6. a kind of terminal device, which is characterized in that including memory and processor, being stored in the memory can be described The computer program run on processor, which is characterized in that when the processor executes the computer program, realize following step It is rapid:

Obtain audio file to be processed；

7. terminal device as claimed in claim 6, which is characterized in that the text to be searched for obtaining user's input, in institute It is determining in predicate bar text to be broadcast with the matched entry of the text institute to be searched, and the target of the broadcasting entry Put the moment, comprising:

According to the playing time of every entry in the entry and the urtext information, the entry is determined Target play moment.

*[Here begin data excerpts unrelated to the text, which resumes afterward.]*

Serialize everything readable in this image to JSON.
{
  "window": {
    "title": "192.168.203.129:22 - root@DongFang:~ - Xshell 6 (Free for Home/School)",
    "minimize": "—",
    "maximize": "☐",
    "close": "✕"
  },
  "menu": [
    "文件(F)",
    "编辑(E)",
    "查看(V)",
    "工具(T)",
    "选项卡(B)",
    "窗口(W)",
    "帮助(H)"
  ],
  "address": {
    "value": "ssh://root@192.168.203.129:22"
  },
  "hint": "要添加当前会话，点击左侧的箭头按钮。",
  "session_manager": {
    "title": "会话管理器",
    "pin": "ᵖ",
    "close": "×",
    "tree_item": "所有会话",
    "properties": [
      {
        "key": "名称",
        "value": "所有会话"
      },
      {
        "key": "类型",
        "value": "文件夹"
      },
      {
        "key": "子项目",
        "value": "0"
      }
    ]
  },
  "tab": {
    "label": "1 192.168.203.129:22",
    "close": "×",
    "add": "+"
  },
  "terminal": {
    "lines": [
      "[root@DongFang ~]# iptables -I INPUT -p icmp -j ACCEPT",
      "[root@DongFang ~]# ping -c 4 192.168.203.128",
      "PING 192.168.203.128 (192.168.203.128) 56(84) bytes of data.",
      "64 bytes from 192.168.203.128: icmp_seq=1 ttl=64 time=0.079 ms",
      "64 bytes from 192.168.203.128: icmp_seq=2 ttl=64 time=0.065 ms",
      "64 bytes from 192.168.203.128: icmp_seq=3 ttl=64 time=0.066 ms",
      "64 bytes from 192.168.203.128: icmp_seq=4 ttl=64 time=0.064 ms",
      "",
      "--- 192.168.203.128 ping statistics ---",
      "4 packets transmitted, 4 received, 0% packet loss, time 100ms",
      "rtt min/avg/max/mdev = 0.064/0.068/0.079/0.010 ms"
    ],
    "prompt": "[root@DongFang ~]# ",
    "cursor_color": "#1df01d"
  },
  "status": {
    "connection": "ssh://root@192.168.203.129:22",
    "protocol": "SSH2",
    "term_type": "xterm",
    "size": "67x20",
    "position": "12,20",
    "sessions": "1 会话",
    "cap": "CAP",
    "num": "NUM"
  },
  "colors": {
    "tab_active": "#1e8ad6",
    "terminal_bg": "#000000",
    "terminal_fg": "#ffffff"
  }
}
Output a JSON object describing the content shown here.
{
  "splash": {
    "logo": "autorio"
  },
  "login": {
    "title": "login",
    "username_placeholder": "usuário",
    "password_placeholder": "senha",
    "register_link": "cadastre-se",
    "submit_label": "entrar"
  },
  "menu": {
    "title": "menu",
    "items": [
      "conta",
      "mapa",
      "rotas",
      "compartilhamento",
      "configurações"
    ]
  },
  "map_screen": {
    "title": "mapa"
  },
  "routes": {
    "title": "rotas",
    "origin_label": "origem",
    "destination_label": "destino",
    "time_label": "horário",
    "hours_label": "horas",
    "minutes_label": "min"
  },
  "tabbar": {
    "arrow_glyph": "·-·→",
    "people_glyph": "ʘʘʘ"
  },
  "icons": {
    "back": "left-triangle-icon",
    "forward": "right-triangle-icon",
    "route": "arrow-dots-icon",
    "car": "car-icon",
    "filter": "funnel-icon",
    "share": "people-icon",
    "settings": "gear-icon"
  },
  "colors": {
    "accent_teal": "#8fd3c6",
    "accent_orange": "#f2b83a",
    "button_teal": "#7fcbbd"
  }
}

8. terminal device as claimed in claim 6, which is characterized in that the text to be searched for obtaining user's input, and from At least one keyword is extracted in the text to be searched, comprising:

9. a kind of terminal device characterized by comprising

Acquiring unit, for obtaining audio file to be processed；

Resolution unit obtains urtext information for parsing the audio file；It include described in the urtext information The entry text of audio file and the playing time for playing every entry in the entry text；

Matching unit, for obtaining the text to be searched of user's input, the determining and text to be searched in the entry text The matched entry of this institute, and play the target play moment of the entry；

Broadcast unit, for playing corresponding with the entry according to the entry and the target play moment Audio.

10. a kind of computer readable storage medium, the computer-readable recording medium storage has computer program, and feature exists In when the computer program is executed by processor the step of any one of such as claim 1 to 5 of realization the method.